Questa sequenza mostra come il controllo non si misuri solo nella correttezza tecnica della prescrizione, ma nella sua capacità di reggere anche sul piano temporale, contabile e difensivo.
Un evento di sicurezza non chiuso correttamente negli atti non resta confinato nella sfera prevenzionistica, ma si trasferisce sul terreno delle pretese dell’esecutore e del contenzioso.
Controlli strutturali e collaudo: costruire la collaudabilità in corso d’opera
Un terzo nucleo tematico è costituito dai controlli strutturali e dal raccordo con il collaudo statico.
Il collaudo non è un adempimento finale, ma l’orizzonte verso cui devono convergere tutti i controlli in corso d’opera. Il DL deve presidiare la continuità documentale delle prove, dei prelievi, delle certificazioni e delle verifiche.
Il messaggio è chiaro: ciò che non viene governato in corso d’opera riemerge al collaudo, spesso in modo più costoso e conflittuale.
La tracciabilità tecnica: condizione della collaudabilità
Ogni prova, ogni verbale di prelievo, ogni certificato di laboratorio deve poter essere ricondotto senza salti logici al materiale effettivamente messo in opera.
La tracciabilità della filiera tecnica non è un surplus documentale, ma la condizione minima perché il giudizio di collaudabilità sia fondato su evidenze reali.
Non si tratta di accumulare documenti, ma di costruire un fascicolo coerente e ricostruibile, capace di unire cantiere e collaudo.
Gestione informativa: la tracciabilità come presidio difensivo
L’ultimo tassello è la gestione informativa. La tracciabilità digitale e la qualità della gestione documentale non sono più accessorie.
Un atto non correttamente collocato, identificato e collegato alle sue evidenze perde forza probatoria.

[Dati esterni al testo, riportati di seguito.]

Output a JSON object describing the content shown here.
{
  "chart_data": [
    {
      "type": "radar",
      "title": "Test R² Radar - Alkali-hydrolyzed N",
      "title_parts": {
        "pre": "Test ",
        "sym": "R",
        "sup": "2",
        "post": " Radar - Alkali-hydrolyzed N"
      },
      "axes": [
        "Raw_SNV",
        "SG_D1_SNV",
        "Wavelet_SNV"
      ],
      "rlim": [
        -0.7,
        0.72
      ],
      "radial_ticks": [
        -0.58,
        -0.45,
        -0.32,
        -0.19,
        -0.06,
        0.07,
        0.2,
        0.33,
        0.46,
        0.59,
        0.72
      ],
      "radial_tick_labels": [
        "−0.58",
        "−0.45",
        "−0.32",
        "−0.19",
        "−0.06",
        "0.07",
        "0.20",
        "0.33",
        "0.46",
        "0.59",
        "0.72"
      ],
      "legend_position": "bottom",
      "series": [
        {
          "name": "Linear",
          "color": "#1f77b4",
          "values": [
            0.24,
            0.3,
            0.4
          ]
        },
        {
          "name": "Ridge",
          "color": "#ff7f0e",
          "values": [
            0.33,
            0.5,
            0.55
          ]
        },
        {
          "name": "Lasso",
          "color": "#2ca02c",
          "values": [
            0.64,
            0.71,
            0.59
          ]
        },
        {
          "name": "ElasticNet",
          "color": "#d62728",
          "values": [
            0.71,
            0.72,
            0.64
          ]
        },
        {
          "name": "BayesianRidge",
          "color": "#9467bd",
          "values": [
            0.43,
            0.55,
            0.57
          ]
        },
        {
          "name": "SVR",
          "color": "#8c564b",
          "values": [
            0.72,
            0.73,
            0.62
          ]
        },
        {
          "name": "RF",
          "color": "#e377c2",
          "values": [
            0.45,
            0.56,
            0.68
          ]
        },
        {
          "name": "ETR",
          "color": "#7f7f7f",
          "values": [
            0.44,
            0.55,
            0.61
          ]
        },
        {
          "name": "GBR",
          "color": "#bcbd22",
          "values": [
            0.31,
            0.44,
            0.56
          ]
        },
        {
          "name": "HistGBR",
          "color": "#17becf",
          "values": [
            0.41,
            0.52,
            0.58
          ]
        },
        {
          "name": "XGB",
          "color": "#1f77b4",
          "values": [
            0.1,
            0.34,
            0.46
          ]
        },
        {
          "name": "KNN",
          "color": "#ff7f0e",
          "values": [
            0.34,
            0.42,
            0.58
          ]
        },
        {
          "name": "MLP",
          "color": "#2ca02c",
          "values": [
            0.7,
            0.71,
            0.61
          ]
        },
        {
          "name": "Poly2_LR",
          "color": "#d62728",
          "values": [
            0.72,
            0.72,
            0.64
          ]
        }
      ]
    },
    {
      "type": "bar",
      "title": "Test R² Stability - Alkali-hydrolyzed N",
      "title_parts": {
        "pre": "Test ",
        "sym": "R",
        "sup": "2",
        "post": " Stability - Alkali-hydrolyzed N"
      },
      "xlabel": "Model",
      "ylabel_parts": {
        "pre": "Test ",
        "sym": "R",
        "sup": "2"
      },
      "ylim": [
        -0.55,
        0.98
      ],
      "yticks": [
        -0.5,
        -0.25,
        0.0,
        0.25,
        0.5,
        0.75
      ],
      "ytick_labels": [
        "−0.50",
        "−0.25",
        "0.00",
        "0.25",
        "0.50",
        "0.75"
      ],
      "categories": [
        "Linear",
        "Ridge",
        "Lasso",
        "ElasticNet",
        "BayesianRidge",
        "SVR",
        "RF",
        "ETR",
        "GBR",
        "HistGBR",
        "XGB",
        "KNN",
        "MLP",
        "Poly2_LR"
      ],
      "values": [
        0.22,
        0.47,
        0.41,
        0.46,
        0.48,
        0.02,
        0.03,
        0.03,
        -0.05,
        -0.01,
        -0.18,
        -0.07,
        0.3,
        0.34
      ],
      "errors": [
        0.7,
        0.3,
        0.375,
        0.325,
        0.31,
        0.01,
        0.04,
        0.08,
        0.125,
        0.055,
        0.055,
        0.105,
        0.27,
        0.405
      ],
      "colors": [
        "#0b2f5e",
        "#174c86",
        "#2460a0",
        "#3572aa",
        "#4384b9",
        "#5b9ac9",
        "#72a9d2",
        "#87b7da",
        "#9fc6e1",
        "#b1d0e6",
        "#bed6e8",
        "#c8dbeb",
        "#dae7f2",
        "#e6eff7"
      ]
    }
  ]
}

Gli atti del DL – ordini di servizio, contestazioni, sospensioni – devono vivere in un sistema informativo coerente, senza dispersioni e senza archivi paralleli.
La tracciabilità non è un formalismo digitale, ma un presidio difensivo dell’azione amministrativa.
Conclusione: il controllo come luogo della qualità
In definitiva, il controllo qualità in corso d’opera non è un segmento specialistico della direzione lavori, ma il luogo in cui la funzione del DL e del DEC si manifesta in modo più pieno.
Controllare significa governare l’esecuzione nel suo svolgersi: intercettare la non conformità prima che diventi conflitto, tradurre la sicurezza in atti coerenti, costruire la collaudabilità dell’opera mentre l’opera si realizza, mantenere un allineamento costante tra fatti, documenti, tempi e contabilità.
È qui che il principio del risultato diventa pratica amministrativa. E, in ultima analisi, è qui che si gioca la qualità reale dell’opera pubblica.
A cura di Ing. Salvatore
Chirico,
autore del libro “Il direttore dei
lavori” (Grafill, 2026)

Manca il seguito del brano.